Posted by CTNewsJunkie on Friday, April 10, 2020
Sen. Mae Flexer, who co-chairs the General Administration and Elections Committee, said she’s glad to hear that Lamont “is continuing to discuss this with other governors and may push back the June 2nd primary if protecting public health will not allow the primary to take place that day.”
Republican Party Chairman JR Romano, who has opposed holding a Republican presidential primary, said “This isn’t about democracy. This is about a party choosing a candidate to execute democracy.”
He said how a party chooses its candidates is different depending on the state and it’s very different from a November election.
Romano opposed holding the Republican presidential primary because there was no path to victory for either of the two Republicans challenging President Donald Trump. And it was going to force municipalities to spend money on what he called “political pettiness.”
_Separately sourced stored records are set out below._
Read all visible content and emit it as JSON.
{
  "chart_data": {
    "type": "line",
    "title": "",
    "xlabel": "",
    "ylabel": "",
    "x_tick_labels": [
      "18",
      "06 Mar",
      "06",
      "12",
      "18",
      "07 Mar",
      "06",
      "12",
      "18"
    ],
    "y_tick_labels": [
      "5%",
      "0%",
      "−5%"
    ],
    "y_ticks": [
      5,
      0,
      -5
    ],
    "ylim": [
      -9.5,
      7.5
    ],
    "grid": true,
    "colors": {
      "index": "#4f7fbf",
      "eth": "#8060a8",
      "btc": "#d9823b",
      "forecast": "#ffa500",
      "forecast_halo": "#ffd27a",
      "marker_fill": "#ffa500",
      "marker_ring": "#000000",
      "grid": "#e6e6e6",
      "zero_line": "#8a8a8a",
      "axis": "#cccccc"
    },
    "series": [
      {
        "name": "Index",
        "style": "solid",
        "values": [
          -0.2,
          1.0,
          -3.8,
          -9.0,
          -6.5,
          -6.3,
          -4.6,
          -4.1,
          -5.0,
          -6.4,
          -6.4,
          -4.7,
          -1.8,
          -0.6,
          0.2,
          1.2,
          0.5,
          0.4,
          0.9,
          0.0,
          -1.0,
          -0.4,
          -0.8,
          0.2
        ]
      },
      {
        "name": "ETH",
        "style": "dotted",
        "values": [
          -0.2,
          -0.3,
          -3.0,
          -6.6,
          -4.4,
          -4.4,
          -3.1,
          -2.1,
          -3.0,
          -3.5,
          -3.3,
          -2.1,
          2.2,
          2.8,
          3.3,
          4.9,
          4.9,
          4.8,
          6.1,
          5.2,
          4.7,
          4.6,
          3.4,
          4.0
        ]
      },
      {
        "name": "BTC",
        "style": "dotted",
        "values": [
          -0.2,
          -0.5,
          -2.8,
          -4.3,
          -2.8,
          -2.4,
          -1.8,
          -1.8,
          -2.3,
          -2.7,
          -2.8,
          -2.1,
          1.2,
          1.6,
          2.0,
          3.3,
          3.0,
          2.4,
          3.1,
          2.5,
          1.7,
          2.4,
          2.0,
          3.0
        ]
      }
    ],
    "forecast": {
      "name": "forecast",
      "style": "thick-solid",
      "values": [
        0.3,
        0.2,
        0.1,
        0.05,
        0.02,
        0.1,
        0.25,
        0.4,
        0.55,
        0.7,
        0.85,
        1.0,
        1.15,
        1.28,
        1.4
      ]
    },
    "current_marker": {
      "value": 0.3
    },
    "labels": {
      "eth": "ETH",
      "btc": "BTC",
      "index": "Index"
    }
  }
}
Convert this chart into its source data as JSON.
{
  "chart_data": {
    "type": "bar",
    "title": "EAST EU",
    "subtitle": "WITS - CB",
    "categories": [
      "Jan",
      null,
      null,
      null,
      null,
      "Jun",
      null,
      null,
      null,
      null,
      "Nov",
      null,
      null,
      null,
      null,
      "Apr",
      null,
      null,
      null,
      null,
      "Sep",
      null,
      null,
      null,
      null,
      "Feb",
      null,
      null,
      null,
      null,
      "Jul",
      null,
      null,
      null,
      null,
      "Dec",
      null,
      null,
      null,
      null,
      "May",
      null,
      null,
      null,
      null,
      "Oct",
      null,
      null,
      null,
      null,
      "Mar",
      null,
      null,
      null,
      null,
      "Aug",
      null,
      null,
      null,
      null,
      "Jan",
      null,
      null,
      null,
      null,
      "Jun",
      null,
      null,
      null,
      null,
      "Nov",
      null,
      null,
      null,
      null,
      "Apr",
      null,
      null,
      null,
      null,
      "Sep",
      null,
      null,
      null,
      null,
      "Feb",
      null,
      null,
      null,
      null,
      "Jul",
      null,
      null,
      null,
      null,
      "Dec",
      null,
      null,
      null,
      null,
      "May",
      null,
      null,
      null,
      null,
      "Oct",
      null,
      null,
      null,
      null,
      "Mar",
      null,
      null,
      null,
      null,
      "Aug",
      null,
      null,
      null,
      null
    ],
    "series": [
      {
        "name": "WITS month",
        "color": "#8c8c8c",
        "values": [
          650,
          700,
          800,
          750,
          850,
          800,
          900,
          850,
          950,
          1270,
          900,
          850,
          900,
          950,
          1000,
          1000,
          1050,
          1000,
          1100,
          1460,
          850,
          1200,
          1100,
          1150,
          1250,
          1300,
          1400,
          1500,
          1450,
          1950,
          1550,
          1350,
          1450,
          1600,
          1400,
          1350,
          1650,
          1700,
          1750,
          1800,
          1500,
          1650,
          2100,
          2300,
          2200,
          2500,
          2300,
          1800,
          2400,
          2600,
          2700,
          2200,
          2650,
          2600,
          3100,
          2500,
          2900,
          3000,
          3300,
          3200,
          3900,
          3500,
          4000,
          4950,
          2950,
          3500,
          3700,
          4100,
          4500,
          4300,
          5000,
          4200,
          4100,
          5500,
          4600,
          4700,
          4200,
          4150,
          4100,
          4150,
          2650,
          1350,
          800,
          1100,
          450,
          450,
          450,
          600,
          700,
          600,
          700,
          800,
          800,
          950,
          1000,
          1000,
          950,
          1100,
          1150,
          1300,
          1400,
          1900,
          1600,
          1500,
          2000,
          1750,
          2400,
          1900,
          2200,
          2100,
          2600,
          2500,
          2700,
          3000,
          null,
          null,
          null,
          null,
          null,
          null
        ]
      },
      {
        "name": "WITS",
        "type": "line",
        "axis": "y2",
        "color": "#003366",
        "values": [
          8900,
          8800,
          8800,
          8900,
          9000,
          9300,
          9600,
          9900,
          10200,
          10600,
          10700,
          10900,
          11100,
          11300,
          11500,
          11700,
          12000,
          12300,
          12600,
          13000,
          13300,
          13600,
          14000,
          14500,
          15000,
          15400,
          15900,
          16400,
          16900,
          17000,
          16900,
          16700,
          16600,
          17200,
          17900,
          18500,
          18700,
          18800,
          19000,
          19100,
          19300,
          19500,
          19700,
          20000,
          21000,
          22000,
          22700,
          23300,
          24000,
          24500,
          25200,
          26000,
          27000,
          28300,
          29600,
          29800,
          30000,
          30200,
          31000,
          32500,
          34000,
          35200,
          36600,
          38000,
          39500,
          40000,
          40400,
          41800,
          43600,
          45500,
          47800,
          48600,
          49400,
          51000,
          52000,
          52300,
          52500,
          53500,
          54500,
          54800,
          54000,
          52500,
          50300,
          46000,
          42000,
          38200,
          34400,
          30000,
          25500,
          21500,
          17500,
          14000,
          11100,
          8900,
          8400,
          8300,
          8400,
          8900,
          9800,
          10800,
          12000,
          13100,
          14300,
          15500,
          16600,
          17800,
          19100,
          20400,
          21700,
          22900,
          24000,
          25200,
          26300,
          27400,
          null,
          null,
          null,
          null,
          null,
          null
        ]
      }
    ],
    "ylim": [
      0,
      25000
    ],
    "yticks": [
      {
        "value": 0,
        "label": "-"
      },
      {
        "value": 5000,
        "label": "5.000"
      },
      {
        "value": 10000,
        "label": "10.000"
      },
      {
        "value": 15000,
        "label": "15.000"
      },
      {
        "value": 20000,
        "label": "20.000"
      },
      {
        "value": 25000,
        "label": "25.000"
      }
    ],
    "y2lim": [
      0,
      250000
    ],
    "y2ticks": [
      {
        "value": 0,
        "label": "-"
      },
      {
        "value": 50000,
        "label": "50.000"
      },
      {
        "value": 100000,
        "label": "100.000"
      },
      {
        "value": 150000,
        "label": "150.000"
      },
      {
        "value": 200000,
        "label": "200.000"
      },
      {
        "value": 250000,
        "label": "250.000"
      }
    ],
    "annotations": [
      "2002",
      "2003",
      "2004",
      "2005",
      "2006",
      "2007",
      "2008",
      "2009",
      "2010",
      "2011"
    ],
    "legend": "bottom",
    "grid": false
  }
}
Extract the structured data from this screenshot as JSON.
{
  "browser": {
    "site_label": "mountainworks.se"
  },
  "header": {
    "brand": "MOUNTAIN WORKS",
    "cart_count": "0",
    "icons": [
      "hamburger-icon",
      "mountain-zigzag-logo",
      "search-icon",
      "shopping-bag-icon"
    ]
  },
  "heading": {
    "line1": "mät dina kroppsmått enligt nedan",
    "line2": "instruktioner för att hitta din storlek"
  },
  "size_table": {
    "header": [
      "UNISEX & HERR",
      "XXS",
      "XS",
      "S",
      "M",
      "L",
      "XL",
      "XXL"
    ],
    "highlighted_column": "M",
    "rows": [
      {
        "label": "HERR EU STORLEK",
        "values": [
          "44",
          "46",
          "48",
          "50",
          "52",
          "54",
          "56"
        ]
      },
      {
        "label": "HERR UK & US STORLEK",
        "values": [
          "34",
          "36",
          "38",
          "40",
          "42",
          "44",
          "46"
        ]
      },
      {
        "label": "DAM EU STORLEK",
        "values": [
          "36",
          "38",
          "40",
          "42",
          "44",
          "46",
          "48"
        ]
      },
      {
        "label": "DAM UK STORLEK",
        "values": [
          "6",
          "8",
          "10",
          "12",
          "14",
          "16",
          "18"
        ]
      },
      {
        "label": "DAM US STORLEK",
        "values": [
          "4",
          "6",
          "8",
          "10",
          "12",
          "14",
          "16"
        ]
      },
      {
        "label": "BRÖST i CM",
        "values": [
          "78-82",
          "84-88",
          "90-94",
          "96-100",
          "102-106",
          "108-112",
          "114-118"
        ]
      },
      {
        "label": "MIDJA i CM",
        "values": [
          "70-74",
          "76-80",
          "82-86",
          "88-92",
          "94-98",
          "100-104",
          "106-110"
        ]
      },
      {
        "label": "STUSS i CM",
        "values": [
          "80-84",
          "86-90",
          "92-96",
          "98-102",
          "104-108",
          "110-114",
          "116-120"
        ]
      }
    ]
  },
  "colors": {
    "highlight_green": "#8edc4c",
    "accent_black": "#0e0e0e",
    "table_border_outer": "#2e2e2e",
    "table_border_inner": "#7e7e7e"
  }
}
Romano said if the state moves forward with a presidential primary, “The bread is baked to force towns, in a time of crisis, to spend the money.”
If Lamont doesn’t sign an executive order to cancel the presidential primary, the legislature could meet to put an end to it (an unpopular idea in this day and age of social distancing) or the remaining challengers could remove their names from the ballot.
Romano has been asking Rocky De La Fuente to do just that.
Tulsi Gabbard, another Democratic candidate who qualified for Connecticut’s ballot, has also not withdrawn her name.